I moved back to Austin last spring (April 2014), and spent one (last) summer in Texas. The heat and humidity are something Texans should be proud of their courage to suffer!
I did so for many years but, finally, in older age, I began to get skin rashes (sebaceous dermatitis) that required courses of cortisone and corticosteroid shots. I decided in 2012 to move further west where I knew the air was drier and where any sweat would be wicked away as soon as it appeared. I tried Santa Fe and Taos for two years. The winters were just a bit much for this former Texan.
Now, I have arrived at Silver City, in southwestern New Mexico, elevation 5,000+ feet, a year-round mild climate and all four seasons. In northern New Mexico, Santa Feans are known as “winter wimps.” I guess I’m a bit more than a winter wimp!
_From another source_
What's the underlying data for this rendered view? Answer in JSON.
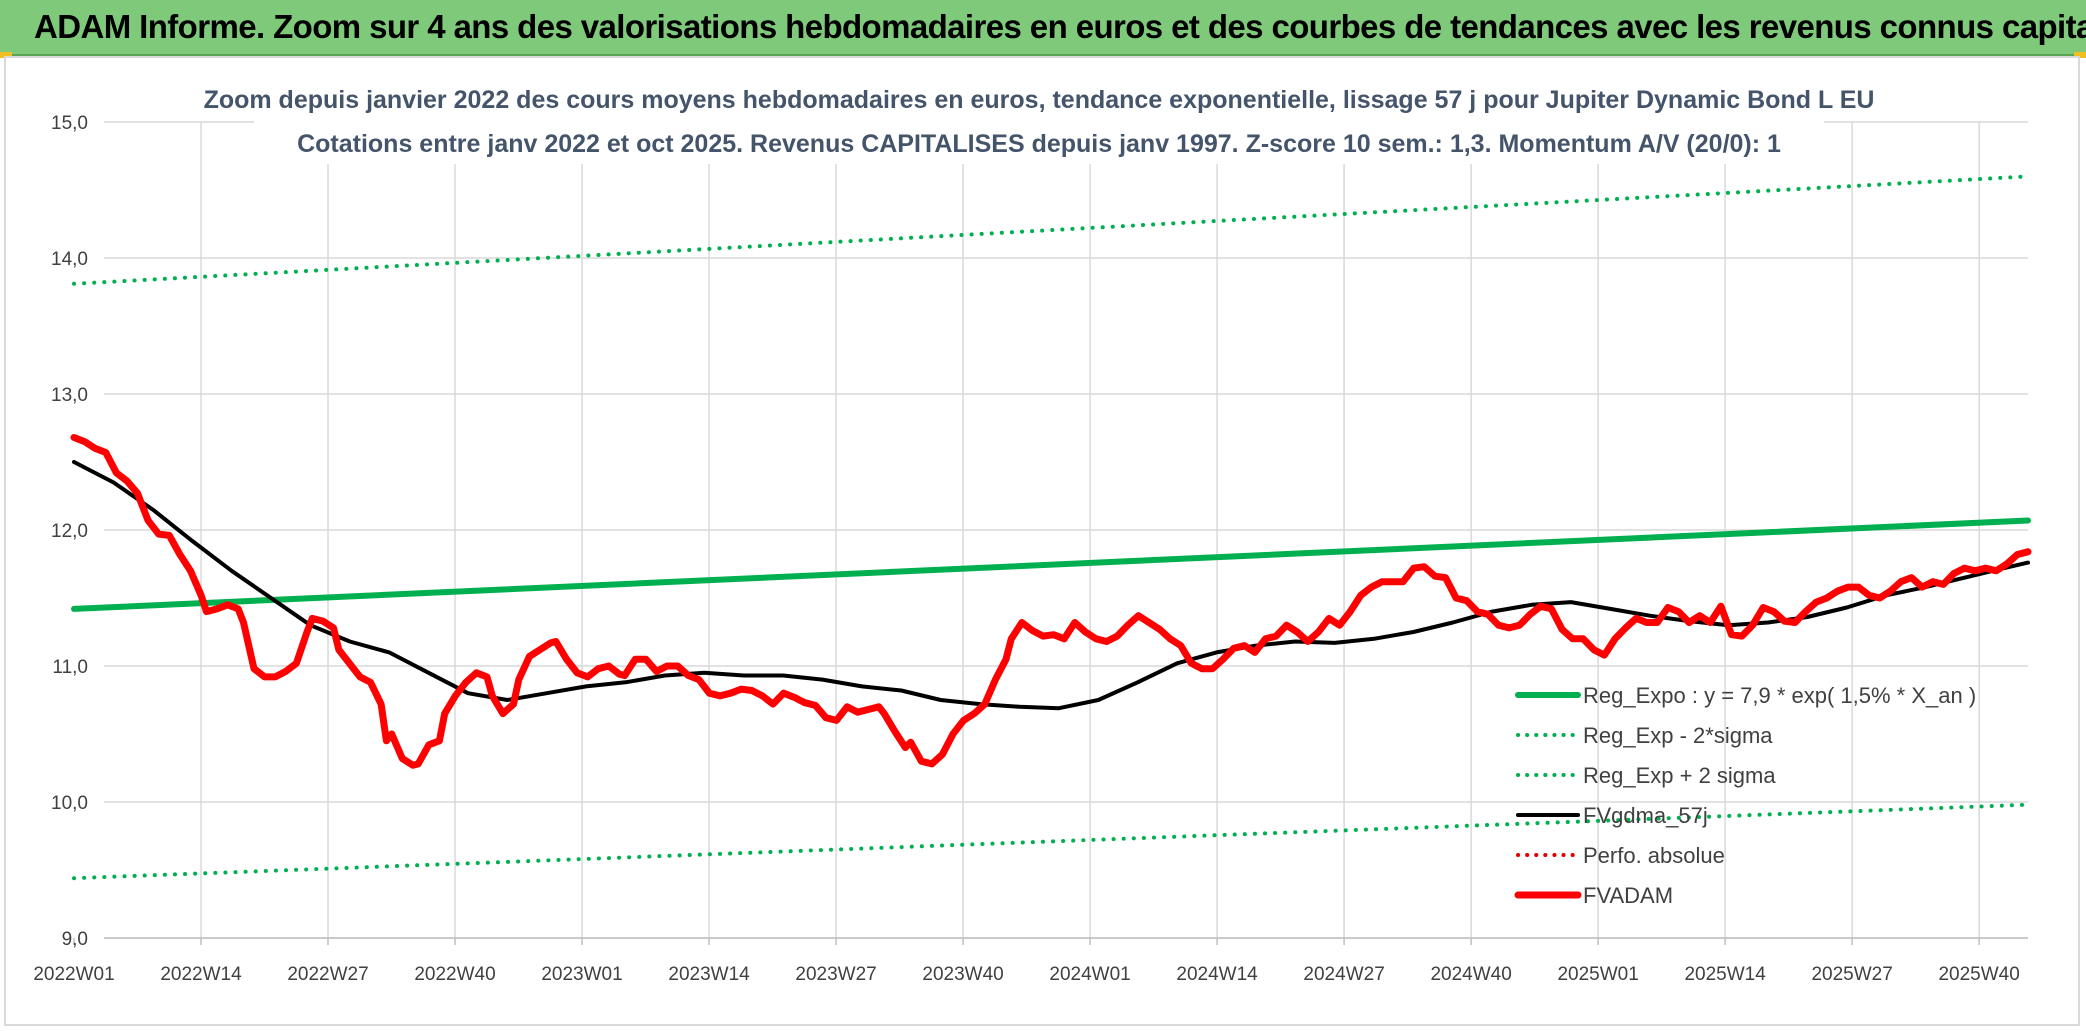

I’m so glad to have arrived where fall is still warm (but not too hot), where the skies are New Mexico blue, and the sunsets are, well, just plain fabulous! Where the overlooks in town are hilly and high enough for 360 views. Where there’s hiking along the Big Ditch and hilly areas in town and also in nearby mountain forests less than 10 miles from town, in the Gila National Forest.
Best of all, there are two rockhound state parks nearby–City of Rocks and Rockhound State Park. At the latter, guests are allowed to cart out 15 pounds of rock that they’ve found or mined themselves. While definitely on the dry side, there are rivers and lakes nearby as well. Also nearby are the Gila Cliff Dwellings, located in the Gila National Forest about 44 miles from Silver City.
And it’s greener than I expected! This year, there were even floods in and near Silver City from El Nino/El Nina drought/flood cycles so familiar to Texans.
I arrived in mid-October, spent one night in my car in the parking lot at Walmart, then went to the Unitarian Universalist church next day. A small, friendly congregation welcomed me and offered real help, not just advice! I was put up for a couple of nights, then referred to the downtown mission’s women’s shelter. I can stay here until I have an apartment of my own, possibly as soon as November 3.
The town is small enough that people have country-friendly ways and take the time to chat and help their neighbors. If I’d come here 30-35 years ago, when I actually had a dream one night about Silver City, I might not have appreciated all it has to offer today. Even two years in Santa Fe and Taos feel like preparation for living here.
I’m planning on staying! Even nomadic types need a home, a place from which to branch out into the world.